Navarro's organs could never be transplanted because he did not die until several hours after being removed from life support. The coroner ruled that he died of natural causes, but ethicists question why the surgeon was involved in the patient's end-of-life care -- a practice banned in hospitals.
"Causing death to maximize organ donation is violating all ethical standards governing organ procurement," said Arthur Caplan, the chair of medical ethics at the University of Pennsylvania. "Fear of this may cause people to revoke or not provide consent, and that jeopardizes thousands of lives."
The overarching "dead donor rule" is still sacrosanct, according to David Steinberg of Lahey Clinic Medical Center, who is chairman of the ethics committee at Medical Center in Burlington, Mass.
"It is still taboo to take an organ from someone who isn't already dead, but the longer you wait after death, the less viable the organs are," he said. "The question is: When is the earliest moment that you can call them dead?"
"Cardiac death determination is not scandalous," he said, "but there are philosophical problems and some social values to consider. A person is dying, and as soon as they are declared dead, they are rushed into the operating room. … It's hard for families to grieve."
Organ donation policies are designed to honor the wishes of patients, provide comfort and dignity to the donor, and offer families time to say goodbye to a loved one, according to Beth Israel's Hanto. Death care and transplantation procedures are always separate, he said.
Brain death donation, which is highly controlled, is still the preferred method for lung and heart transplants.

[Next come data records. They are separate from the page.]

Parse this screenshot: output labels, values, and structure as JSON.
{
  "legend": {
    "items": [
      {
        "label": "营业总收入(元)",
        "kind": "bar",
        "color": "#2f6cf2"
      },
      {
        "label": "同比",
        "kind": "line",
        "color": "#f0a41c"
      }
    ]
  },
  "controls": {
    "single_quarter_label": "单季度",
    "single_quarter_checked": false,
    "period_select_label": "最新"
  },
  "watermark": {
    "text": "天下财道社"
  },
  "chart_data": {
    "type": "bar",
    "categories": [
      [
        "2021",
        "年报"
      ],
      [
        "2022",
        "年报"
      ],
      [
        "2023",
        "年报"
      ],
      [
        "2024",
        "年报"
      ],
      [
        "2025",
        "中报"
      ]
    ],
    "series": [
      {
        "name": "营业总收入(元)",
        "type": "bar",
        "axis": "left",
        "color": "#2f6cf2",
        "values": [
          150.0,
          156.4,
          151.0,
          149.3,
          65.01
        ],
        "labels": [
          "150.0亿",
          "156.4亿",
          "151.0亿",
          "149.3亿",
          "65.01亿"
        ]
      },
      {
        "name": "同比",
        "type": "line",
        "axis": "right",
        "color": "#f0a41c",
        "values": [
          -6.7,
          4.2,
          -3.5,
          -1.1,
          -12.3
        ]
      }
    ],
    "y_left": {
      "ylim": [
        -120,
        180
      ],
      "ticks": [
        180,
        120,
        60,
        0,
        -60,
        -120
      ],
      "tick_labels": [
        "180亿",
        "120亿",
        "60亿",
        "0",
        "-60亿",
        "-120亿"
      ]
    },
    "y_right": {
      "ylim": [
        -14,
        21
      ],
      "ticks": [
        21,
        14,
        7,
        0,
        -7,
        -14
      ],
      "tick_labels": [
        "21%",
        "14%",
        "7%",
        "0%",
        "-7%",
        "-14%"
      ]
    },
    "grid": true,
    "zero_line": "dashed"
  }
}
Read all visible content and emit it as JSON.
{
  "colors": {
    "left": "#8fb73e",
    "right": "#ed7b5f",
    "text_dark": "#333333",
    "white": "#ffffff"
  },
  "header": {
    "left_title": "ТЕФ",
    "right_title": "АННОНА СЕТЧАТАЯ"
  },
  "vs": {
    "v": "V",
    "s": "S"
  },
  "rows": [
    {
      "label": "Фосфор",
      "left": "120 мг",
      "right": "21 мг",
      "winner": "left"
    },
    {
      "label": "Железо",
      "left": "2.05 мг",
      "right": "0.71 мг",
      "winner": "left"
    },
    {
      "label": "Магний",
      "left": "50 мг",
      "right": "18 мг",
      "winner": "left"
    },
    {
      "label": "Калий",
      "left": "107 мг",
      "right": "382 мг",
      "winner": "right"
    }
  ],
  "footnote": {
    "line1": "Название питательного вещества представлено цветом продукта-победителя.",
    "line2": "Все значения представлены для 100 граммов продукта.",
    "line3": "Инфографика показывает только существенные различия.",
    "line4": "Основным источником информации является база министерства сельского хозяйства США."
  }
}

But cardiac death donation was a new option for families like the Dillons, who knew their son would become brain dead over time and didn't want to prolong the inevitable.
"Policies need to be enforced with how and where we do them," Hanto said. "The families are onboard with this. None of us would pull the plug out from under their nose."

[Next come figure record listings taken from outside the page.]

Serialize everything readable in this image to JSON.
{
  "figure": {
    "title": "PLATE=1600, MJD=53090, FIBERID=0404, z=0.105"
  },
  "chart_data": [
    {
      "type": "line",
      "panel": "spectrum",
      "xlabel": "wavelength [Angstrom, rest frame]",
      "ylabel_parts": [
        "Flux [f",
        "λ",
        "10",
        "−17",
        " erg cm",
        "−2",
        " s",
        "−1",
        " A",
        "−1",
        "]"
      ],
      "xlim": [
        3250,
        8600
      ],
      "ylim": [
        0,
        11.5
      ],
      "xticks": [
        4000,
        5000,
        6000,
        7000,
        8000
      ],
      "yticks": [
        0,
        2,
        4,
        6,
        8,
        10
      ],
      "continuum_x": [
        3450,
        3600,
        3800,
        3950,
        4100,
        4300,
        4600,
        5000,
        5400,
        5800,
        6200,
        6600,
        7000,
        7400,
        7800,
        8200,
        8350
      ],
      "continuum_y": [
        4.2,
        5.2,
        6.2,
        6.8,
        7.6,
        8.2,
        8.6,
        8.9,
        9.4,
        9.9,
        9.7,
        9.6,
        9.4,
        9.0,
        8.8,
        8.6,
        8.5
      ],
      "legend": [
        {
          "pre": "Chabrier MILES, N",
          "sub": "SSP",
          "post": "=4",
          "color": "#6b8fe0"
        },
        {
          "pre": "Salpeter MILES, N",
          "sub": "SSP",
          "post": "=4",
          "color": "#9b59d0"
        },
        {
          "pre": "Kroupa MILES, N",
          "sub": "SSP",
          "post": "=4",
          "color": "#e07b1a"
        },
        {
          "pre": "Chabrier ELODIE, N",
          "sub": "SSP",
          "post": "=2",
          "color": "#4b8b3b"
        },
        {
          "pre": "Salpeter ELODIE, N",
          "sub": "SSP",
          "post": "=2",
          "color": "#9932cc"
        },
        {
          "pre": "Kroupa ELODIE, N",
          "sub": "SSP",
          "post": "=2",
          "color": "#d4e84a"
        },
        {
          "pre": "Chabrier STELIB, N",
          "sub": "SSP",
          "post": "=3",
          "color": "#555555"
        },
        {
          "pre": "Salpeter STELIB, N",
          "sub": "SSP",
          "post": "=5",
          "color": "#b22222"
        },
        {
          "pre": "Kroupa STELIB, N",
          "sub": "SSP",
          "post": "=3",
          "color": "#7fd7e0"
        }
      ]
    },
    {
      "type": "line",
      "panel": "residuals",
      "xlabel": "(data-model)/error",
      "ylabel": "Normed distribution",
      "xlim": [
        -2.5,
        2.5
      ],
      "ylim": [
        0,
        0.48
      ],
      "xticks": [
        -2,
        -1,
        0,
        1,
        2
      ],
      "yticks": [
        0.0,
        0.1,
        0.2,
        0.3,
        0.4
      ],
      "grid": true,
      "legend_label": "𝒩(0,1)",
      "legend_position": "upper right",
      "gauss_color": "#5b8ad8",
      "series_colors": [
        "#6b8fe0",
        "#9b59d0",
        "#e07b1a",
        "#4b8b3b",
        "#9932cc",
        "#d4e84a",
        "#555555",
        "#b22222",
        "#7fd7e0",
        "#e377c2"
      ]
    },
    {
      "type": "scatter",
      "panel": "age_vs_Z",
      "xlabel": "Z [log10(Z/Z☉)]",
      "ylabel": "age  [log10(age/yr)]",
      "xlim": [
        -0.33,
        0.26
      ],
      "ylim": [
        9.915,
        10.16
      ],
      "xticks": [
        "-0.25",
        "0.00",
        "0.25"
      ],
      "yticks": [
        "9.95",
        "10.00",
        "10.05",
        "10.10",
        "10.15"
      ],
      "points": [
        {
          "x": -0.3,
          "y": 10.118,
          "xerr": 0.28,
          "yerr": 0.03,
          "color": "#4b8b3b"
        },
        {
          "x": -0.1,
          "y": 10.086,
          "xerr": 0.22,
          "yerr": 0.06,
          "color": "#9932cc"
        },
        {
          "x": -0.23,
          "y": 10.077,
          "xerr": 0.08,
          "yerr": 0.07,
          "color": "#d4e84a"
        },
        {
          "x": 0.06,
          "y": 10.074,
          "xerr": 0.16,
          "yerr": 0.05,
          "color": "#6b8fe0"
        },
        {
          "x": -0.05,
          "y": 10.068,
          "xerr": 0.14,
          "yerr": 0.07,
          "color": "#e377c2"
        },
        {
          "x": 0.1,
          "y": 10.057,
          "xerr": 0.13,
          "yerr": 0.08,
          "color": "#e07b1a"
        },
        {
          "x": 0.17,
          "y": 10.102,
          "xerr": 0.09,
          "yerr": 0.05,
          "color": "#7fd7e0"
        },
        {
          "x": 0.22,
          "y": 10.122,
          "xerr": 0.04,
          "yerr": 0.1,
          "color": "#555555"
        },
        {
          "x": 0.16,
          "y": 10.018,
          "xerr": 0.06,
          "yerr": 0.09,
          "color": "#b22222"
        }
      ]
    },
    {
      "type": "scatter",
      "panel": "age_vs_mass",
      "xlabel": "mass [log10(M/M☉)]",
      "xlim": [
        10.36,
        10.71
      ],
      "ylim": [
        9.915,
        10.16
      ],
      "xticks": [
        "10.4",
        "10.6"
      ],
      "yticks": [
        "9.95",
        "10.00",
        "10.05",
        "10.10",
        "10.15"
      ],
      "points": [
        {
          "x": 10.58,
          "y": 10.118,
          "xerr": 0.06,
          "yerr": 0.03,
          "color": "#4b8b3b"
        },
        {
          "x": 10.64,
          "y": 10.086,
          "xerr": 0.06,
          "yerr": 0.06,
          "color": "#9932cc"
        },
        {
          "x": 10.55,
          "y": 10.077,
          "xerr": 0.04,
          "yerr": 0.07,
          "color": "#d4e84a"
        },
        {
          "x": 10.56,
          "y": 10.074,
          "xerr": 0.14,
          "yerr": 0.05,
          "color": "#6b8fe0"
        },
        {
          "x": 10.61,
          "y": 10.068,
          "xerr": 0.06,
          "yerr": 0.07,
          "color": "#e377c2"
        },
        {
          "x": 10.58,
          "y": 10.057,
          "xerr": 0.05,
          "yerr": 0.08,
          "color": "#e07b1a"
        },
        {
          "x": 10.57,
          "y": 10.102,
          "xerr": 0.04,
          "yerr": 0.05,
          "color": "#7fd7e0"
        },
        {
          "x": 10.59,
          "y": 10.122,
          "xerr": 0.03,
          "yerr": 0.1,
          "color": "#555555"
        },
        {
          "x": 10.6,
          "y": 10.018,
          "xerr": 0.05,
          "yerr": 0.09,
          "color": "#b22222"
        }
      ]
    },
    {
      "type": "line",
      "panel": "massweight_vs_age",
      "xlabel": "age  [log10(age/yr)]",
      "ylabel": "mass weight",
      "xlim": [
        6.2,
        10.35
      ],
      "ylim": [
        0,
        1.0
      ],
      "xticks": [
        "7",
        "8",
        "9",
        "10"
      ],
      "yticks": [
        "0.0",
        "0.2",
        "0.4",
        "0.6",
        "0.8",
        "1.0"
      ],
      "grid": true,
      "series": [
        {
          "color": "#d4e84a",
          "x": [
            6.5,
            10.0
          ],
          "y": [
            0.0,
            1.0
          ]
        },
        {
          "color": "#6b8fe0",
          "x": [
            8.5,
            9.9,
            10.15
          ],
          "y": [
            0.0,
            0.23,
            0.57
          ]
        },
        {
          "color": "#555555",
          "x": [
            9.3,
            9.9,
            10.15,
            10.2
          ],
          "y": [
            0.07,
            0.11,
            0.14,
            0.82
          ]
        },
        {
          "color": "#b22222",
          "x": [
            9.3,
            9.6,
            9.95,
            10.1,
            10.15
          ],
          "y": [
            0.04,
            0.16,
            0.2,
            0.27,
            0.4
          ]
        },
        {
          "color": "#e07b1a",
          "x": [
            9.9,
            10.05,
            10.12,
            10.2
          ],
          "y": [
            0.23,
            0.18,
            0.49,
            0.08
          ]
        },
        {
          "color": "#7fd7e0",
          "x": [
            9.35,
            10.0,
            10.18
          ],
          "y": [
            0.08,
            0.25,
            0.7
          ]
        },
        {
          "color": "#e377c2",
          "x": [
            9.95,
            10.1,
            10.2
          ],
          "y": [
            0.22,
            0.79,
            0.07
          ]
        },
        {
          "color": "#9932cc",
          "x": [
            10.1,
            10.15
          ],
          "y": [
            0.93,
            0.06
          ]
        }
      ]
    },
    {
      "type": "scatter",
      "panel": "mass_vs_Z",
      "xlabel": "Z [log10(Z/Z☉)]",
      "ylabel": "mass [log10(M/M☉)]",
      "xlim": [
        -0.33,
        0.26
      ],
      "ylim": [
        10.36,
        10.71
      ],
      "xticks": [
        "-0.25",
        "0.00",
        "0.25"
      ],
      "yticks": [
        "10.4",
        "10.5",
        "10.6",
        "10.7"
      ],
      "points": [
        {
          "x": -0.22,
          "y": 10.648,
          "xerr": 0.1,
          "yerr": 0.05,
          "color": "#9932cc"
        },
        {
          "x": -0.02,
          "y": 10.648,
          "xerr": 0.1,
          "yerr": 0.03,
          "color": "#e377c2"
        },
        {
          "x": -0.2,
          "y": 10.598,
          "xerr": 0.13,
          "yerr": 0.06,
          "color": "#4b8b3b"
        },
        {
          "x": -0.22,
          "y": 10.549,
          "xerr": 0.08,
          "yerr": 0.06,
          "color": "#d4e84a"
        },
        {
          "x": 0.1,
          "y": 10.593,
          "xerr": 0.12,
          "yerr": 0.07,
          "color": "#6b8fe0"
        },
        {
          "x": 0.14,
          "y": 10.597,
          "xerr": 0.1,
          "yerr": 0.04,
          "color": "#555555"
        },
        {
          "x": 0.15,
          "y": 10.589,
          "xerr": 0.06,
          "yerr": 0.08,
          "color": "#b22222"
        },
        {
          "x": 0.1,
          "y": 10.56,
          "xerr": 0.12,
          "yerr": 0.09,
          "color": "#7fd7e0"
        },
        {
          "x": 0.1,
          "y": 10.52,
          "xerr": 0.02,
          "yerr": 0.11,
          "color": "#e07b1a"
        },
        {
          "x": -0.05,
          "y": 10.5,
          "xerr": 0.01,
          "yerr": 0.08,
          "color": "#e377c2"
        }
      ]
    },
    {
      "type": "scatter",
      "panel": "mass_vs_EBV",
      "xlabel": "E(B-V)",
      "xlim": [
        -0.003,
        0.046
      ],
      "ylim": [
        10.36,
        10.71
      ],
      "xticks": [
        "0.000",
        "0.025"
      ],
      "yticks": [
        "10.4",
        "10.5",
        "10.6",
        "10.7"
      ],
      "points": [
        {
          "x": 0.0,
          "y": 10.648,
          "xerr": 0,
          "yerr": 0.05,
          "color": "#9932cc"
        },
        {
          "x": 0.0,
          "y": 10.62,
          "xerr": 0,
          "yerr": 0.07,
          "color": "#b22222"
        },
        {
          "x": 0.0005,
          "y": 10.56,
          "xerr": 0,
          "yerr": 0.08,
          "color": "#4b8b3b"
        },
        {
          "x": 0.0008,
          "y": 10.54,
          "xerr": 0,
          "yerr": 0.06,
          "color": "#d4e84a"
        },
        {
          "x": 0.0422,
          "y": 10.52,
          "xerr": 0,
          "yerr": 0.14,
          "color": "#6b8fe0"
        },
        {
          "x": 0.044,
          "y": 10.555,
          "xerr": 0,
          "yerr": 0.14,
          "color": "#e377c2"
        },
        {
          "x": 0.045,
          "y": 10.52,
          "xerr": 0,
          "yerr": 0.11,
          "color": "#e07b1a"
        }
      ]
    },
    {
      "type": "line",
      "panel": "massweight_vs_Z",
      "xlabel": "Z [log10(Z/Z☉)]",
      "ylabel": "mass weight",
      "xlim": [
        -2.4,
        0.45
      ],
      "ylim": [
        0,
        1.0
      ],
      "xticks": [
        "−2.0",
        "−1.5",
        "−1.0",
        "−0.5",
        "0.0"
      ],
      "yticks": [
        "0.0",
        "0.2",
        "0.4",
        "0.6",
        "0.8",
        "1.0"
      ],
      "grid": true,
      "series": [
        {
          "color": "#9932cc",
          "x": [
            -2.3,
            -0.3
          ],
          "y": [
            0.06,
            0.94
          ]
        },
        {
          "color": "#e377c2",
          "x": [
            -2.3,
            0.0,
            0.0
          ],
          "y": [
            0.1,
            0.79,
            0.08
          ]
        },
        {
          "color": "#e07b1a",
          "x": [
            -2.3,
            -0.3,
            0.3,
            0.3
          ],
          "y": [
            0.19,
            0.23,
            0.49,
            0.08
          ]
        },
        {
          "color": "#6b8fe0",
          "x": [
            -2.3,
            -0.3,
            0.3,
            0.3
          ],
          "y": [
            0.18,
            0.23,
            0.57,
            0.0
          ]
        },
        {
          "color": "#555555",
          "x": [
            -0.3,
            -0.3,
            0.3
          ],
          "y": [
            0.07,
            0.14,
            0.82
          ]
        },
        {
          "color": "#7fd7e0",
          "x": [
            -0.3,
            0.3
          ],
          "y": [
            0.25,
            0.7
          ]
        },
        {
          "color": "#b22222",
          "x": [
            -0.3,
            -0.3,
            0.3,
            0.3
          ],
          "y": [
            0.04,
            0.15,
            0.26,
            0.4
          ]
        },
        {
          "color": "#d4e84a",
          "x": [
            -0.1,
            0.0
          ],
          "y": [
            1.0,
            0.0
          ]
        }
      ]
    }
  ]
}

Such was the case with Sue McVey Dillon, who now serves on the faculty of a federal organ donor collaborative and urges other families to choose DCD.
"People always assume that once a patient dies, they can say they want to donate, but, in fact, that is too late," she said. "Donation after cardiac death cannot happen until the family asks for it. I cannot imagine that there are hospitals that do not present this as an option. Put the shoe on the other foot if your child needed a transplant. There's nothing you wouldn't do for them."
Sometimes Dillon said she saw her son in Felix, who had an "ornery" personality and made her laugh. Sadly, Felix died just last year -- nearly 11 years after Michael's death.
"I miss Santos horribly," said Dillon, who has no regrets about donating her son's liver.
"Michael was going to die, and we had already drawn the line when we decided to remove him from life support," Dillon said. "It made the decision easy for us, because he could go on and help someone else."